Tuesday, June 12, 2007

Killer of Sheep (Charles Burnett, 1977)



Killer of Sheep (Charles Burnett, 1977)
Rating: 9.6

Burnett's thesis film at UCLA which is was declared a national treasure by Congress in 1990 is a response to the widely popular blaxploitation films of the era. Burnett's film made on a shoestring budget, using nonprofessionals preaches naturalism and familiarity as opposed to escapism as we see Stan battle depression and insomnia as he works in a slaughterhouse to support his family. Killer of Sheep captures a portrait of a specific time and place in history like the famous Italian neorealist films that came before it as well as the American underground filmmakers among others who embraced this aesthetic style.

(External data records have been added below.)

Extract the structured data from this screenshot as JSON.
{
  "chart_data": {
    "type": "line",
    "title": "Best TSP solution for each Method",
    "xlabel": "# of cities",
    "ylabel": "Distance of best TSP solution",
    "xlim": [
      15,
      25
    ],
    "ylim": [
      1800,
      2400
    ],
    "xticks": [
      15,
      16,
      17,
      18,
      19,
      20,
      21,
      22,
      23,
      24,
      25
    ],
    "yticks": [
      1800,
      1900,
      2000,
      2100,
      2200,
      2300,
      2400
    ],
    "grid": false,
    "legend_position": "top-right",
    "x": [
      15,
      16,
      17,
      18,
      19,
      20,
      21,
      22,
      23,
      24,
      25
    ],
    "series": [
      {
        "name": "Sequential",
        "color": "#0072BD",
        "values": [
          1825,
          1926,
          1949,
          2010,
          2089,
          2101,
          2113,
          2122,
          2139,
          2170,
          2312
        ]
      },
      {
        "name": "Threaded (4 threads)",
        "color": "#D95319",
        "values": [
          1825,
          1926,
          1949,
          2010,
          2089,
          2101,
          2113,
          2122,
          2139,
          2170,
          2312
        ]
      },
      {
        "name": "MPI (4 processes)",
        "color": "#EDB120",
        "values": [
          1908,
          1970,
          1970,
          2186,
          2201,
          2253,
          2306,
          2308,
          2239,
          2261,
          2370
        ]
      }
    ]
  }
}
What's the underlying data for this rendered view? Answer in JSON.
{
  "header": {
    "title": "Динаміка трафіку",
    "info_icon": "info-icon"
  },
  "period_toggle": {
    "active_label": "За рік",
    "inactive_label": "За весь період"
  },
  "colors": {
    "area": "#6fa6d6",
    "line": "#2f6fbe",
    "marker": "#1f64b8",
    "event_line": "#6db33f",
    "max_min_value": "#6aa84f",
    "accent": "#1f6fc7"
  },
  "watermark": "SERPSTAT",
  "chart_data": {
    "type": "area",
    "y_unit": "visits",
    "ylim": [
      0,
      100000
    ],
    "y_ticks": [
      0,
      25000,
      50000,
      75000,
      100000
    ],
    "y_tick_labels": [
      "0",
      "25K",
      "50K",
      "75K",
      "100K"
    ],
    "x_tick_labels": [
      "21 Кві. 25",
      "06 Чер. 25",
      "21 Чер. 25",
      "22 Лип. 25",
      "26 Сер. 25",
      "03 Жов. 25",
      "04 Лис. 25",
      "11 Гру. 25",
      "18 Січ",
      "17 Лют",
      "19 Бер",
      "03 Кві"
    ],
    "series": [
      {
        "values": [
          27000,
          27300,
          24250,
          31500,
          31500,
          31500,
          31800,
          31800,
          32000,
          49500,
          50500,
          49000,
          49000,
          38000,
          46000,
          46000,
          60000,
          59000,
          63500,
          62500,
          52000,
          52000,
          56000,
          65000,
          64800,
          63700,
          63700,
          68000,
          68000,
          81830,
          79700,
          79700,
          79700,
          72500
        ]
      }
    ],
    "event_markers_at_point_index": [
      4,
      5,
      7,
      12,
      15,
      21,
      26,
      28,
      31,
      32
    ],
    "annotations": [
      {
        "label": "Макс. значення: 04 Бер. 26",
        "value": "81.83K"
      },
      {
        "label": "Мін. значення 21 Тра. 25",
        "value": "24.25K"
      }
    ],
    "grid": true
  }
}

In my opinion the African American art films such as this, The Cool World, and Nothing But a Man comprise a core group of truly unique and original American neorealist films. The sequences of children playing and fighting in the streets, throwing dirt clods, riding bikes, and building forts are so natural and nostalgic. The fantastic soundtrack consisting of jazz, blues, soul, and popular classics including music from Louis Armstrong, Raul Robeson, Scott Joplin, and Dinah Washington, serves mostly an ironic function as we see in the scene where children play among the rubble of dilapidated buildings and "What is America To Me?" plays on the soundtrack. Sometimes the music functions more literally, as in the scene where Stan and his wife dance to "This Bitter Earth" before Stan declines his wife's sexual advances. The slaughterhouse scenes, where we see sheep herded to their brutal deaths alludes to the lack of control humanity has over our own circumstances. Burnett effectively conveys the everyday comedy and hardships people face, as well as family relationships and their longing for a brighter future in Watts, Los Angeles, California, in the 1970s.

"You're about as tasteless as a carrot."

-"Daddy, what makes it rain?"
-"Why, It's the devil beating his wife."